Die Sprechzeit wird mit 130 Wörtern pro Minute berechnet — dem üblichen moderaten Sprechtempo bei Vorträgen, Präsentationen und Podcasts. Schnellere Redner schaffen 150–160 WpM, langsamere oder sehr deutliche Sprecher eher 100–110 WpM.

Was sind Stoppwörter und warum werden sie herausgefiltert?

Stoppwörter sind häufige Funktionswörter wie Artikel (der, die, das), Präpositionen (in, von, mit) und Konjunktionen (und, oder, aber), die inhaltlich keine Aussage treffen. Beim Herausfiltern zeigt die Keyword-Tabelle nur bedeutungstragende Wörter — das macht die Analyse für SEO und Textoptimierung aussagekräftiger.

Was ist der Unterschied zwischen „Zeichen“ und „Zeichen ohne Leerzeichen“?

„Zeichen“ zählt alle Zeichen im Text inklusive Leerzeichen, Tabulatoren und Zeilenumbrüche. „Zeichen ohne Leerzeichen“ lässt alle Whitespace-Zeichen weg und gibt den reinen Zeichenbestand aus — relevant für Normzeilen-Abrechnung in der Übersetzungsbranche (1.500 Anschläge inkl. Leerzeichen = 1 Normzeile).

Kann ich den Zähler für vertrauliche Texte nutzen?

Ja, uneingeschränkt. Das Tool läuft vollständig im Browser — kein Text wird an einen Server übertragen oder gespeichert. Auch gespeicherte Snippets (Pro) bleiben ausschließlich in Ihrem lokalen Browser-Speicher.

Wie viele Snippets kann ich als Pro-Nutzer speichern?

Die Anzahl ist technisch nur durch den verfügbaren localStorage-Speicher Ihres Browsers begrenzt (üblicherweise 5–10 MB). In der Praxis entspricht das Tausenden von Textschnipseln. Alte Snippets können jederzeit einzeln gelöscht werden.

Was enthält der exportierte .txt-Bericht?

Der Export enthält alle aktuellen Kennzahlen: Wörter, Zeichen (gesamt und ohne Leerzeichen), Sätze, Absätze, Lesezeit, Sprechzeit, durchschnittliche Wortlänge und die Top-10-Schlüsselwörter mit Anzahl und Dichte — inklusive Zeitstempel.

Wie behandelt das Tool deutsche Umlaute und Sonderzeichen?

Umlaute (ä, ö, ü, Ä, Ö, Ü), das Eszett (ß) und alle anderen Unicode-Zeichen werden als Wortbestandteile korrekt behandelt. „Überraschung“ zählt als ein Wort, „Groß- und Kleinschreibung“ als drei Wörter. Die Keyword-Analyse normalisiert Umlaute vor dem Zählen in Kleinbuchstaben, sodass „Über“ und „über“ als dasselbe Wort gewertet werden.

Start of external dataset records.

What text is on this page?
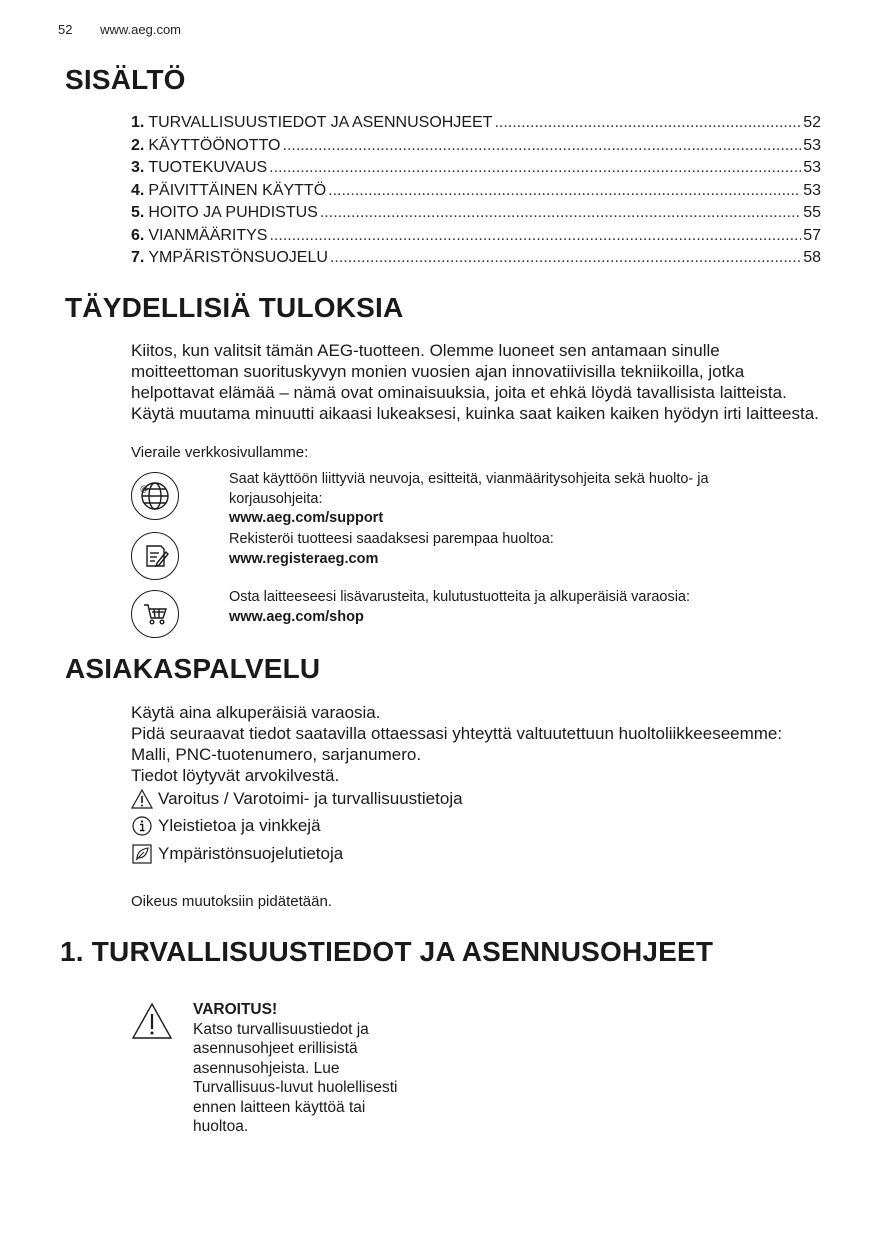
52 www.aeg.com
SISÄLTÖ
1. TURVALLISUUSTIEDOT JA ASENNUSOHJEET .....	52
2. KÄYTTÖÖNOTTO .....	53
3. TUOTEKUVAUS .....	53
4. PÄIVITTÄINEN KÄYTTÖ .....	53
5. HOITO JA PUHDISTUS .....	55
6. VIANMÄÄRITYS .....	57
7. YMPÄRISTÖNSUOJELU .....	58
TÄYDELLISIÄ TULOKSIA

Kiitos, kun valitsit tämän AEG-tuotteen. Olemme luoneet sen antamaan sinulle moitteettoman suorituskyvyn monien vuosien ajan innovatiivisilla tekniikoilla, jotka helpottavat elämää – nämä ovat ominaisuuksia, joita et ehkä löydä tavallisista laitteista. Käytä muutama minuutti aikaasi lukeaksesi, kuinka saat kaiken kaiken hyödyn irti laitteesta.

Vieraile verkkosivullamme:
@
Saat käyttöön liittyviä neuvoja, esitteitä, vianmääritysohjeita sekä huolto- ja korjausohjeita:
www.aeg.com/support
Rekisteröi tuotteesi saadaksesi parempaa huoltoa:
www.registeraeg.com
Osta laitteeseesi lisävarusteita, kulutustuotteita ja alkuperäisiä varaosia:
www.aeg.com/shop
ASIAKASPALVELU

Käytä aina alkuperäisiä varaosia.

Pidä seuraavat tiedot saatavilla ottaessasi yhteyttä valtuutettuun huoltoliikkeeseemme: Malli, PNC-tuotenumero, sarjanumero.

Tiedot löytyvät arvokilvestä.

Varoitus / Varotoimi- ja turvallisuustietoja
Yleistietoa ja vinkkejä
Ympäristönsuojelutietoja
Oikeus muutoksiin pidätetään.
1. TURVALLISUUSTIEDOT JA ASENNUSOHJEET
VAROITUS!
Katso turvallisuustiedot ja asennusohjeet erillisistä asennusohjeista. Lue Turvallisuus-luvut huolellisesti ennen laitteen käyttöä tai huoltoa.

Welche Textlänge ist für SEO im Jahr 2025 optimal?

Eine universelle Antwort gibt es nicht – es hängt von der Suchabsicht ab. Informationelle Long-Form-Artikel (Ratgeber, How-tos) ranken typischerweise am besten bei 1.500–3.000 Wörtern, wenn sie das Thema umfassend behandeln. Produkt- und Landingpages mit transaktionaler Absicht performen gut bei 300–800 Wörtern. Für lokale SEO-Seiten sind 500–1.000 Wörter üblich. Entscheidend ist, ob der Inhalt die Frage der Suchenden vollständig beantwortet – nicht das Erreichen einer willkürlichen Wortzahl. Nutze die Keyword-Dichtetabelle, um sicherzustellen, dass Fokus-Begriffe natürlich und ohne Überwiederholung vorkommen.